Dive Brief:
- Grocery micro-fulfillment technology developer Alert Innovation has named John Gargasz, a technology and real estate entrepreneur, as vice president of platform and business development, the company announced.
- Gargasz will be in charge of sales, marketing, product roadmap and partnership development and report to John Lert, the company’s CEO and founder.
- Alert is bolstering its executive team as the grocery industry concludes a year of blockbuster e-commerce sales that taxed retailers’ fulfillment capabilities and underscored their need to improve their ability to fill online orders.
Dive Insight:
Alert’s decision to hire Gargasz is part of its efforts to broaden its role as a supplier of micro-fulfillment equipment at a time when retailers are ripe for pitches about ways to make their pickup and delivery operations more efficient.

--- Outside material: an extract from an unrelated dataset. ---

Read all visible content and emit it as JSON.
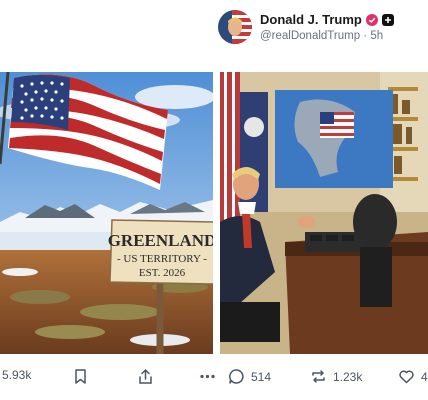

In particular, the Massachusetts-based company is looking to market its automated picking technology, known as Alphabot, to retailers other than Walmart, for which Alert's technology is in use at a 20,000-square-foot automated grocery fulfillment center at a store in Salem, New Hampshire. The facility uses autonomous carts to transport shelf-stable, refrigerated and frozen items to workstations where human workers pack them for customers.
Alert’s technology competes with systems from other automated fulfillment firms angling for retailer contracts. Those rivals include Ocado, the U.K.-based robotics company that is working with Kroger on a fleet of automated warehouses across the United States that are due to start operation early next year, and AutoStore, a Norwegian automation company that is building micro-fulfillment centers for H-E-B.
Alert hopes to make its mark by positioning its technology as easy to adapt for small-scale operations despite its ability to function in a high-volume retail setting, Lert said earlier this year.
Gargasz, who is trained as a mechanical engineer, is a founder of 10X Venture Partners, which makes early-stage investments in technology companies, according to his LinkedIn profile. He also is managing partner at a real estate firm, worked for government contractor SoneSys and served as chief operating officer for Nanocomp Technologies, which makes materials defined by their strength, light weight and high levels of conductivity.
Alert is exploring ways to move beyond Walmart in the wake of the retailer’s recent decision to stop using robots from Bossa Nova Robotics to track inventory in some of its stores. That move abruptly halted a project that had been expected to bring the technology to 1,000 Walmart stores and prompted Bossa Nova to reportedly lay off half of its employees, underscoring the risks technology companies face when they depend on partnerships with large retailers to fuel their growth.